>
> The problem is: how would Tapestry do that? Not using any framework?
> This would mean the committers would need to spend an awful lot of
> time rewriting something that Javascript frameworks already do. Not
> only this, but also to cope with the insonsistencies between browsers.
> Defining an API that could be implemented in Prototype, jQuery or
> another framework? More viable, but still a lot of work.


So far, the most complex parts I've seen that need replacing are the
onDOMLoaded stuff, the selectors and the AJAX stuff.
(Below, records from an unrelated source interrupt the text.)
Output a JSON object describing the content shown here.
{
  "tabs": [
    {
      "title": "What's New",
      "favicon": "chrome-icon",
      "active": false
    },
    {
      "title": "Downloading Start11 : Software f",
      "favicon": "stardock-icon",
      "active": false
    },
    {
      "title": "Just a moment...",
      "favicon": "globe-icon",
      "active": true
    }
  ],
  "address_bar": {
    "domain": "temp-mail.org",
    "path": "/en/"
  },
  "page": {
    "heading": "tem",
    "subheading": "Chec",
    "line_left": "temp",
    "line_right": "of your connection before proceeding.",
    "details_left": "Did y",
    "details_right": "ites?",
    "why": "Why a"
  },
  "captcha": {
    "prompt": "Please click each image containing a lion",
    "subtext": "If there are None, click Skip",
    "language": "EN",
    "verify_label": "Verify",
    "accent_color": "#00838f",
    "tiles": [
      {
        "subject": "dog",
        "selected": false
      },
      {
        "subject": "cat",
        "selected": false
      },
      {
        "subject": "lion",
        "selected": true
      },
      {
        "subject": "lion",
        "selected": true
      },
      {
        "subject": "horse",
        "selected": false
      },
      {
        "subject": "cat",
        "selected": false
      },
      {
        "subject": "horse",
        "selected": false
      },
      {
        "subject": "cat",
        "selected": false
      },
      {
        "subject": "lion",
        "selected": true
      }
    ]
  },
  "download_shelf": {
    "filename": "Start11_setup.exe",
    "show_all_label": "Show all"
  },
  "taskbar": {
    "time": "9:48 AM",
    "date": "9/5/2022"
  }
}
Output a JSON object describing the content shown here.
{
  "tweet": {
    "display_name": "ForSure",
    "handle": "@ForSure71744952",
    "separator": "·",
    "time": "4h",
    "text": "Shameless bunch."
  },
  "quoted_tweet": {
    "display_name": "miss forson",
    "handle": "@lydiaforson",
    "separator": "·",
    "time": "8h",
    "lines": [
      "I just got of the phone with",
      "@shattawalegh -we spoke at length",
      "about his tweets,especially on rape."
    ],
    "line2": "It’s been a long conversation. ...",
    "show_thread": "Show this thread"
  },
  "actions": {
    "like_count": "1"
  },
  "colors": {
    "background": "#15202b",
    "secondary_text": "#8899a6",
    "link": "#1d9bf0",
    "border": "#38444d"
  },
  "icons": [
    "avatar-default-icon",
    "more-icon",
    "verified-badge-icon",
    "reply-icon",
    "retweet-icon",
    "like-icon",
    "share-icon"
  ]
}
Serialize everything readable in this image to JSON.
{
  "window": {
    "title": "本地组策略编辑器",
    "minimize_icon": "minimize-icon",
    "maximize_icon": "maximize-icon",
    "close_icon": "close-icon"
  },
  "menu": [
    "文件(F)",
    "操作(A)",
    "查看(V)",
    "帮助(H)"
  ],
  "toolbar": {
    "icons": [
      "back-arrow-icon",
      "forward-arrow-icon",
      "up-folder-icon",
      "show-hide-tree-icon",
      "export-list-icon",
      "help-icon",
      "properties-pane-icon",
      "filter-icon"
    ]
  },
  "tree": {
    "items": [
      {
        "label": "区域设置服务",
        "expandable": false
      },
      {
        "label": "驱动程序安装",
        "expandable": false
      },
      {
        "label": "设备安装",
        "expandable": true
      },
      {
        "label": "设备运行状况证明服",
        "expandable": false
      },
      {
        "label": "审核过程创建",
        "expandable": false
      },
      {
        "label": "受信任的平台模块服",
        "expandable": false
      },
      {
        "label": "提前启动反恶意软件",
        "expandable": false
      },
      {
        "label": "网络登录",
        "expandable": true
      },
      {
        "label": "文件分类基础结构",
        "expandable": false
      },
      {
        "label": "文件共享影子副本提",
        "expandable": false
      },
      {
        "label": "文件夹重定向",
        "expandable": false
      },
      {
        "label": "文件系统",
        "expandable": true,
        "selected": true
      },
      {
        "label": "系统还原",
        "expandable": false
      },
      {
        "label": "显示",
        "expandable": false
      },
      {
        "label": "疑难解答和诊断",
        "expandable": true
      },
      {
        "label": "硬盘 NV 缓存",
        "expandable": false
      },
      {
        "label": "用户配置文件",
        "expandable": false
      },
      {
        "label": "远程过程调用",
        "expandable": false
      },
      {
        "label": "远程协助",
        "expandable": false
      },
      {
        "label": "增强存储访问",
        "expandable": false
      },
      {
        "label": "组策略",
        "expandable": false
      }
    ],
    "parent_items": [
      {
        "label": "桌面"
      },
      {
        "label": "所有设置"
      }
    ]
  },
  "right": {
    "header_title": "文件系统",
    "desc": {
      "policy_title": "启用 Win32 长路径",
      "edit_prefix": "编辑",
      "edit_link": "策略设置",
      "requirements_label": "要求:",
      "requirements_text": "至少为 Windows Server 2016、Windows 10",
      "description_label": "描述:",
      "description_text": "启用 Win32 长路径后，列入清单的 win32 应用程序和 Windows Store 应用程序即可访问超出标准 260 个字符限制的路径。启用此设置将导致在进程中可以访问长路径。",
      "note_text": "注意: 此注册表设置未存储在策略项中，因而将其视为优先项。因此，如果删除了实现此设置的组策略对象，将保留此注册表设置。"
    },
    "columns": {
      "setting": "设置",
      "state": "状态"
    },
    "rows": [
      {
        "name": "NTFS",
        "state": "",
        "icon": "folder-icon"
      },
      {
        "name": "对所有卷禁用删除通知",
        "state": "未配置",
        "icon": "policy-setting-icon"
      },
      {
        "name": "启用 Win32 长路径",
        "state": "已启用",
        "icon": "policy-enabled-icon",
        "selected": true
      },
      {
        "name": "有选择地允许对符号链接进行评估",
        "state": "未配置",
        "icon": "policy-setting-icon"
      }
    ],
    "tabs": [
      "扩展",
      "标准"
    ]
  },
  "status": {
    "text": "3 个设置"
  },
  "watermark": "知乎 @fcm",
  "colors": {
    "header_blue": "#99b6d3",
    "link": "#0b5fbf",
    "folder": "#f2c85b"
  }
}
Everything besides the
selectors have been done long before the web-frameworks first implemented
them.
The selectors (and DOM-traversal) would be the most work to rewrite in plain
Javascript, unless Tapestry only uses element ids for lookups, I haven't
checked this yet.



> Tapestry is not forcing you to use any Javascript framework, just to
> use jQuery.noConflict() and jQuery() instead of $() when you want ot
> use jQuery.



Well, like I said before. It sure feels that way.
A lot of Javascript is included into the page (taking up client resources)
and you don't want to force an unnessesary download onto your users. In my
case I'm only using a fraction of what Prototype offers, but the full set of
libraries is included.

I learned Prototype just to be able to create Tapestry components that
blended in, but eventually I moved back to jQuery, simply because of the
enormous amount of great plugins available and to be able to reuse all of
the code I wrote earlier. It still doesn't feel right to me to include so
many Prototype libraries into the pages when so little of it is being used,
especially since Tapestry tries to optimizes everything for performance by
default (GZIP compression, javascript at bottom, etc).